Jane Sasser :: Why She Poisoned Him; Ode to Barn Clothes; Bargains ::

Poetry

Southern Legitimacy Statement: I attended high school in a small community in North Carolina where our track team consisted of six members, and my friend and I had to convince the coach to let us girls on the team. We all rode to track meets in his red and black Pontiac LeMans, Coach and the sprinters in the front, and the shot putters with us on their laps in the back, listening to country music with the windows down.

Why She Poisoned Him

for my great-great-grandmother, who allegedly tried to poison my great-great-grandfather

1.
Because she was a Cherokee,
blood in her veins so wild
it boiled, thirty years of marriage
and eight children be damned.
She slipped to the hardware store,
purchased strychnine with cash,
dosed his coffee, dreamed
of fleeing free into woods,
melting into sweet gum and oak.

2.
Because he was a nasty old man,
couldn’t be bothered to take
a bath, spat tobacco juice
on her floors, leered at his own
youngest daughter, used her
hard-stitched quilts in his muddy barn,
thought it funny to point his rifle
at her. She dreamed of drawing
deep breaths in clean white sheets.

3.
She never poisoned him at all.
She’d left him once, and he begged
her to return. This time she wouldn’t
come back. So he invented the tale,
passed it down through his kin,
how he’d taken the coffee
to the sheriff in town,
how afterward he’d thrown her out,
how she became a reader of palms.

Ode to Barn Clothes

Above the basement stairs, sturdy hooks
held the clothes my father called
his dungarees and coveralls, caked
with mud and manure, matched set

with the knee-high rubber boots
lined below on the wooden stairs,
uniform for wading into the barn,
for wandering the farm, world

he craved of cows, grass, hay,
woods and sky, all of it
escape from diesel fumes
and asphalt, bus and highways

that carried him daily miles and miles
away from the dirt he loved
and back again. Heaven for him
must smell of cattle and corn,

feel like the heft and swing of ax,
sun pouring down through oaks
and pines, days stretching out
like cattle paths that wind

down the hill to the creek
and return up the hill to the barn,
the coming and going of a life
happy to set root at last

in the rich soil of home.


Bargains

February 22, 1996: Ate at fire department.
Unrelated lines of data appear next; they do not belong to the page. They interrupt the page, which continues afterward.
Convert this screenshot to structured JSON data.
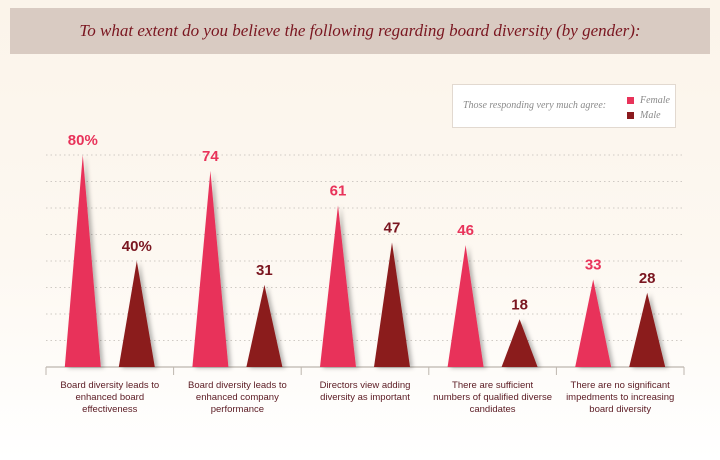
{
  "title": "To what extent do you believe the following regarding board diversity (by gender):",
  "legend": {
    "caption": "Those responding very much agree:",
    "items": [
      {
        "label": "Female",
        "color": "#e8335a"
      },
      {
        "label": "Male",
        "color": "#8b1a1e"
      }
    ]
  },
  "chart_data": {
    "type": "bar",
    "title": "To what extent do you believe the following regarding board diversity (by gender):",
    "categories": [
      "Board diversity leads to enhanced board effectiveness",
      "Board diversity leads to enhanced company performance",
      "Directors view adding diversity as important",
      "There are sufficient numbers of qualified diverse candidates",
      "There are no significant impedments to increasing board diversity"
    ],
    "series": [
      {
        "name": "Female",
        "values": [
          80,
          74,
          61,
          46,
          33
        ],
        "labels": [
          "80%",
          "74",
          "61",
          "46",
          "33"
        ],
        "color": "#e8335a",
        "label_color": "#e8335a"
      },
      {
        "name": "Male",
        "values": [
          40,
          31,
          47,
          18,
          28
        ],
        "labels": [
          "40%",
          "31",
          "47",
          "18",
          "28"
        ],
        "color": "#8b1a1e",
        "label_color": "#7a1620"
      }
    ],
    "ylim": [
      0,
      80
    ],
    "grid": true,
    "legend_position": "top-right"
  }
}
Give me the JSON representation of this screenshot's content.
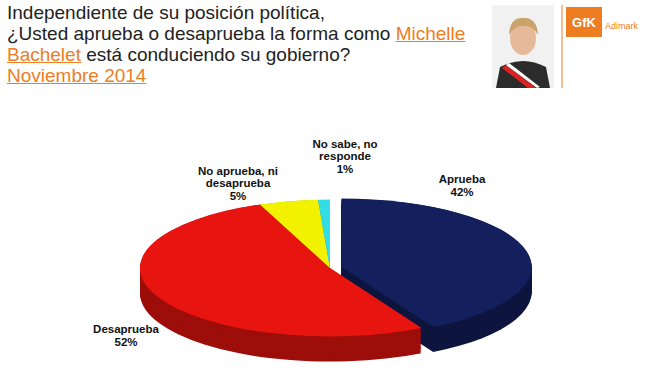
{
  "chart_data": {
    "type": "pie",
    "title": [
      "Independiente de su posición política,",
      "¿Usted aprueba o desaprueba la forma como ",
      "Michelle Bachelet",
      " está conduciendo su gobierno?"
    ],
    "subtitle": "Noviembre 2014",
    "annotations": [
      "GfK",
      "Adimark"
    ],
    "categories": [
      "Aprueba",
      "Desaprueba",
      "No aprueba, ni desaprueba",
      "No sabe, no responde"
    ],
    "values": [
      42,
      52,
      5,
      1
    ],
    "value_labels": [
      "42%",
      "52%",
      "5%",
      "1%"
    ],
    "colors": [
      "#14205e",
      "#e8140f",
      "#f2f200",
      "#33dde6"
    ],
    "data_labels": true
  }
}
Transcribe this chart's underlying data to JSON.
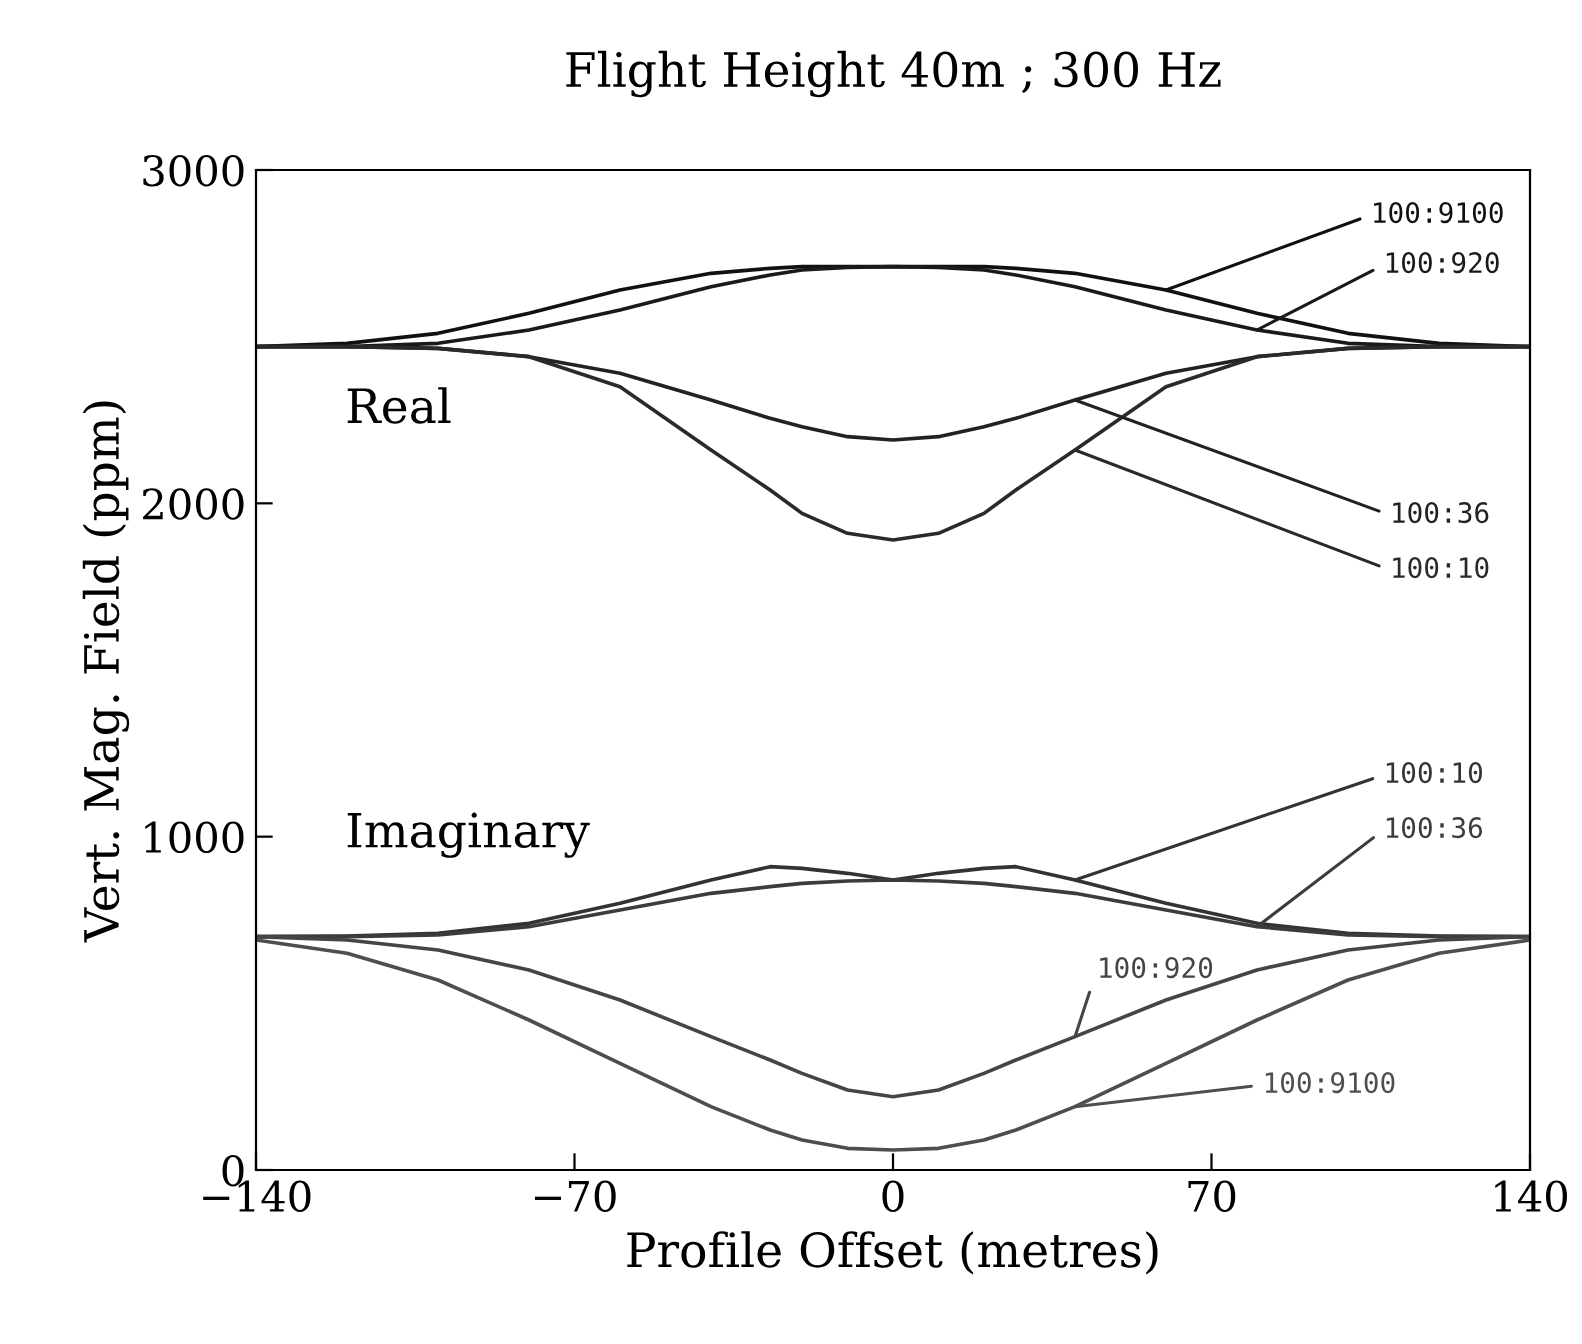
{
  "chart_data": {
    "type": "line",
    "title": "Flight Height 40m ; 300 Hz",
    "xlabel": "Profile Offset (metres)",
    "ylabel": "Vert. Mag. Field (ppm)",
    "x": [
      -140,
      -120,
      -100,
      -80,
      -60,
      -40,
      -27,
      -20,
      -10,
      0,
      10,
      20,
      27,
      40,
      60,
      80,
      100,
      120,
      140
    ],
    "series": [
      {
        "name": "100:9100",
        "color": "#111111",
        "values": [
          2470,
          2480,
          2510,
          2570,
          2640,
          2690,
          2705,
          2710,
          2710,
          2710,
          2710,
          2710,
          2705,
          2690,
          2640,
          2570,
          2510,
          2480,
          2470
        ]
      },
      {
        "name": "100:920",
        "color": "#1a1a1a",
        "values": [
          2470,
          2470,
          2480,
          2520,
          2580,
          2650,
          2685,
          2700,
          2708,
          2710,
          2708,
          2700,
          2685,
          2650,
          2580,
          2520,
          2480,
          2470,
          2470
        ]
      },
      {
        "name": "100:36",
        "color": "#222222",
        "values": [
          2470,
          2470,
          2465,
          2440,
          2390,
          2310,
          2255,
          2230,
          2200,
          2190,
          2200,
          2230,
          2255,
          2310,
          2390,
          2440,
          2465,
          2470,
          2470
        ]
      },
      {
        "name": "100:10",
        "color": "#2a2a2a",
        "values": [
          2470,
          2470,
          2465,
          2440,
          2350,
          2160,
          2040,
          1970,
          1910,
          1890,
          1910,
          1970,
          2040,
          2160,
          2350,
          2440,
          2465,
          2470,
          2470
        ]
      },
      {
        "name": "100:10",
        "color": "#333333",
        "values": [
          700,
          702,
          710,
          740,
          800,
          870,
          910,
          905,
          890,
          870,
          890,
          905,
          910,
          870,
          800,
          740,
          710,
          702,
          700
        ]
      },
      {
        "name": "100:36",
        "color": "#3c3c3c",
        "values": [
          700,
          700,
          705,
          730,
          780,
          830,
          850,
          860,
          867,
          870,
          867,
          860,
          850,
          830,
          780,
          730,
          705,
          700,
          700
        ]
      },
      {
        "name": "100:920",
        "color": "#454545",
        "values": [
          700,
          690,
          660,
          600,
          510,
          400,
          330,
          290,
          240,
          220,
          240,
          290,
          330,
          400,
          510,
          600,
          660,
          690,
          700
        ]
      },
      {
        "name": "100:9100",
        "color": "#4e4e4e",
        "values": [
          690,
          650,
          570,
          450,
          320,
          190,
          120,
          90,
          65,
          60,
          65,
          90,
          120,
          190,
          320,
          450,
          570,
          650,
          690
        ]
      }
    ],
    "xlim": [
      -140,
      140
    ],
    "ylim": [
      0,
      3000
    ],
    "xticks": [
      {
        "value": -140,
        "label": "−140"
      },
      {
        "value": -70,
        "label": "−70"
      },
      0,
      70,
      140
    ],
    "yticks": [
      0,
      1000,
      2000,
      3000
    ],
    "annotations": [
      "Real",
      "Imaginary"
    ],
    "grid": false,
    "legend": false,
    "marker": "none",
    "line_style": "solid"
  }
}
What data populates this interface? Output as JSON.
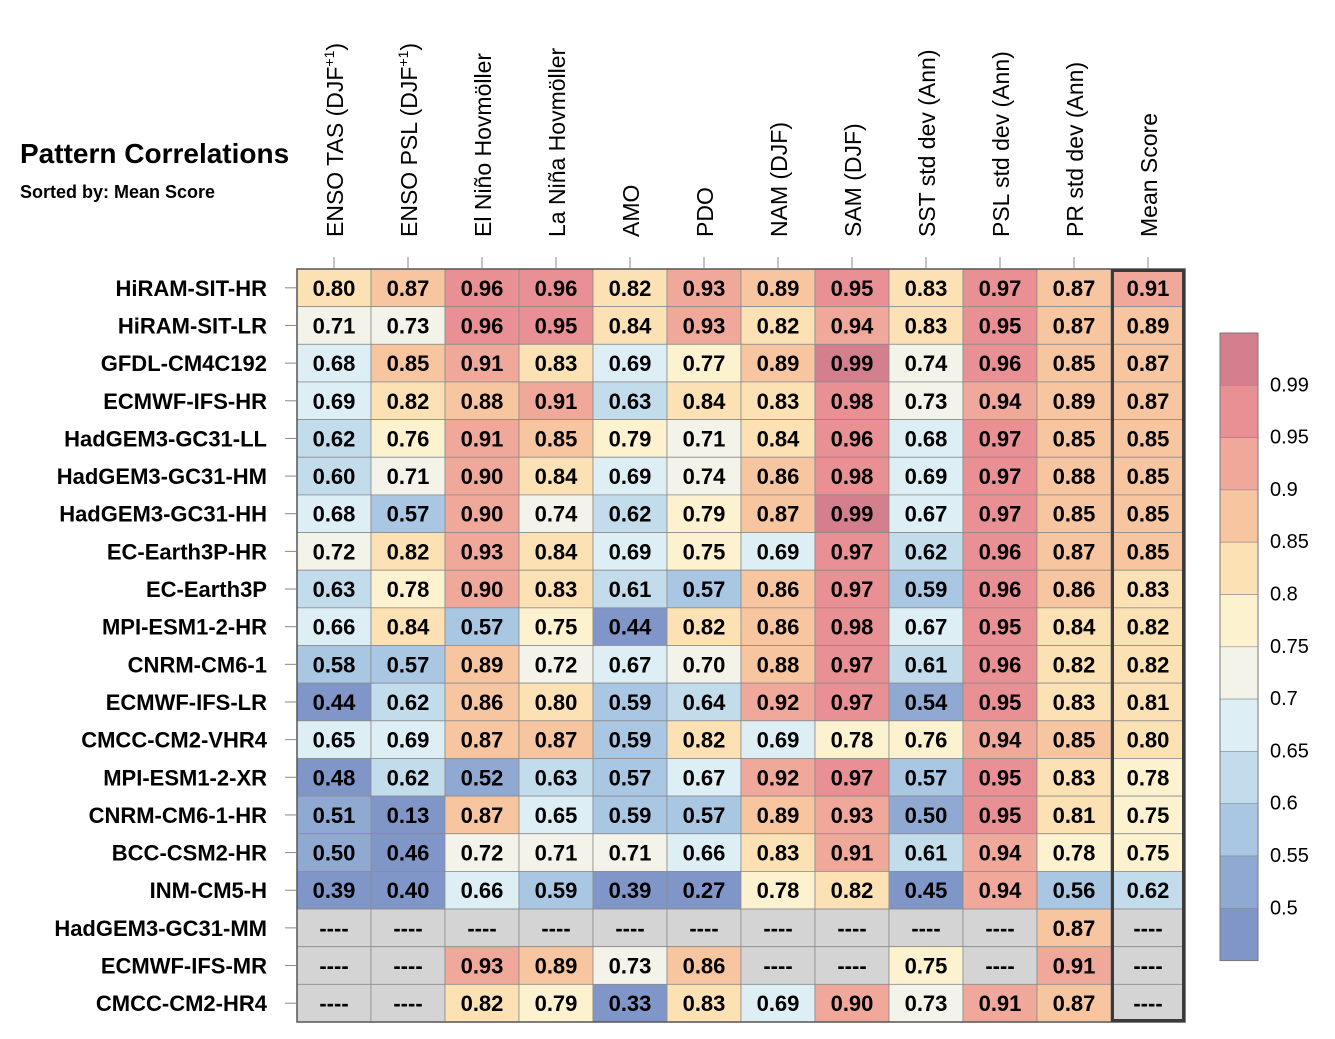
{
  "chart_data": {
    "type": "heatmap",
    "title": "Pattern Correlations",
    "subtitle": "Sorted by: Mean Score",
    "columns": [
      "ENSO TAS (DJF+1)",
      "ENSO PSL (DJF+1)",
      "El Niño Hovmöller",
      "La Niña Hovmöller",
      "AMO",
      "PDO",
      "NAM (DJF)",
      "SAM (DJF)",
      "SST std dev (Ann)",
      "PSL std dev (Ann)",
      "PR std dev (Ann)",
      "Mean Score"
    ],
    "rows": [
      "HiRAM-SIT-HR",
      "HiRAM-SIT-LR",
      "GFDL-CM4C192",
      "ECMWF-IFS-HR",
      "HadGEM3-GC31-LL",
      "HadGEM3-GC31-HM",
      "HadGEM3-GC31-HH",
      "EC-Earth3P-HR",
      "EC-Earth3P",
      "MPI-ESM1-2-HR",
      "CNRM-CM6-1",
      "ECMWF-IFS-LR",
      "CMCC-CM2-VHR4",
      "MPI-ESM1-2-XR",
      "CNRM-CM6-1-HR",
      "BCC-CSM2-HR",
      "INM-CM5-H",
      "HadGEM3-GC31-MM",
      "ECMWF-IFS-MR",
      "CMCC-CM2-HR4"
    ],
    "values": [
      [
        "0.80",
        "0.87",
        "0.96",
        "0.96",
        "0.82",
        "0.93",
        "0.89",
        "0.95",
        "0.83",
        "0.97",
        "0.87",
        "0.91"
      ],
      [
        "0.71",
        "0.73",
        "0.96",
        "0.95",
        "0.84",
        "0.93",
        "0.82",
        "0.94",
        "0.83",
        "0.95",
        "0.87",
        "0.89"
      ],
      [
        "0.68",
        "0.85",
        "0.91",
        "0.83",
        "0.69",
        "0.77",
        "0.89",
        "0.99",
        "0.74",
        "0.96",
        "0.85",
        "0.87"
      ],
      [
        "0.69",
        "0.82",
        "0.88",
        "0.91",
        "0.63",
        "0.84",
        "0.83",
        "0.98",
        "0.73",
        "0.94",
        "0.89",
        "0.87"
      ],
      [
        "0.62",
        "0.76",
        "0.91",
        "0.85",
        "0.79",
        "0.71",
        "0.84",
        "0.96",
        "0.68",
        "0.97",
        "0.85",
        "0.85"
      ],
      [
        "0.60",
        "0.71",
        "0.90",
        "0.84",
        "0.69",
        "0.74",
        "0.86",
        "0.98",
        "0.69",
        "0.97",
        "0.88",
        "0.85"
      ],
      [
        "0.68",
        "0.57",
        "0.90",
        "0.74",
        "0.62",
        "0.79",
        "0.87",
        "0.99",
        "0.67",
        "0.97",
        "0.85",
        "0.85"
      ],
      [
        "0.72",
        "0.82",
        "0.93",
        "0.84",
        "0.69",
        "0.75",
        "0.69",
        "0.97",
        "0.62",
        "0.96",
        "0.87",
        "0.85"
      ],
      [
        "0.63",
        "0.78",
        "0.90",
        "0.83",
        "0.61",
        "0.57",
        "0.86",
        "0.97",
        "0.59",
        "0.96",
        "0.86",
        "0.83"
      ],
      [
        "0.66",
        "0.84",
        "0.57",
        "0.75",
        "0.44",
        "0.82",
        "0.86",
        "0.98",
        "0.67",
        "0.95",
        "0.84",
        "0.82"
      ],
      [
        "0.58",
        "0.57",
        "0.89",
        "0.72",
        "0.67",
        "0.70",
        "0.88",
        "0.97",
        "0.61",
        "0.96",
        "0.82",
        "0.82"
      ],
      [
        "0.44",
        "0.62",
        "0.86",
        "0.80",
        "0.59",
        "0.64",
        "0.92",
        "0.97",
        "0.54",
        "0.95",
        "0.83",
        "0.81"
      ],
      [
        "0.65",
        "0.69",
        "0.87",
        "0.87",
        "0.59",
        "0.82",
        "0.69",
        "0.78",
        "0.76",
        "0.94",
        "0.85",
        "0.80"
      ],
      [
        "0.48",
        "0.62",
        "0.52",
        "0.63",
        "0.57",
        "0.67",
        "0.92",
        "0.97",
        "0.57",
        "0.95",
        "0.83",
        "0.78"
      ],
      [
        "0.51",
        "0.13",
        "0.87",
        "0.65",
        "0.59",
        "0.57",
        "0.89",
        "0.93",
        "0.50",
        "0.95",
        "0.81",
        "0.75"
      ],
      [
        "0.50",
        "0.46",
        "0.72",
        "0.71",
        "0.71",
        "0.66",
        "0.83",
        "0.91",
        "0.61",
        "0.94",
        "0.78",
        "0.75"
      ],
      [
        "0.39",
        "0.40",
        "0.66",
        "0.59",
        "0.39",
        "0.27",
        "0.78",
        "0.82",
        "0.45",
        "0.94",
        "0.56",
        "0.62"
      ],
      [
        "----",
        "----",
        "----",
        "----",
        "----",
        "----",
        "----",
        "----",
        "----",
        "----",
        "0.87",
        "----"
      ],
      [
        "----",
        "----",
        "0.93",
        "0.89",
        "0.73",
        "0.86",
        "----",
        "----",
        "0.75",
        "----",
        "0.91",
        "----"
      ],
      [
        "----",
        "----",
        "0.82",
        "0.79",
        "0.33",
        "0.83",
        "0.69",
        "0.90",
        "0.73",
        "0.91",
        "0.87",
        "----"
      ]
    ],
    "missing_label": "----",
    "colorbar": {
      "labels": [
        "0.99",
        "0.95",
        "0.9",
        "0.85",
        "0.8",
        "0.75",
        "0.7",
        "0.65",
        "0.6",
        "0.55",
        "0.5"
      ],
      "colors": [
        "#d47f8e",
        "#e89093",
        "#f0a89a",
        "#f7c5a0",
        "#fbe1b4",
        "#fcf2cf",
        "#f3f3ea",
        "#ddeef5",
        "#c3dcec",
        "#a9c6e3",
        "#8fa9d3",
        "#8096c9"
      ],
      "missing_color": "#d4d4d4"
    }
  }
}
Didn’t accomplish much. Hemmed the skirt on the two-piece shepherd-checked dress I bought. Let sleeves out to make them longer. I don’t like it as much as I thought I would. I wouldn’t have bought it if it hadn’t been on sale.—my mother’s journal

Who among us hasn’t acquired that thing
we came too quickly to regret: the dress
that needed altering, stoneware
with daisies too yellow, too large,

cheap sofa we thought looked good
that remained cold to our touch,
no matter the amount of time we tried
to warm it with our sitting. What is it

in us that makes us spend, reckless,
when we think we’re getting a deal? Why
are we willing to settle, telling ourselves
this will do, like saying yes to a spouse

we know drinks a little too much
but who we think has a decent heart?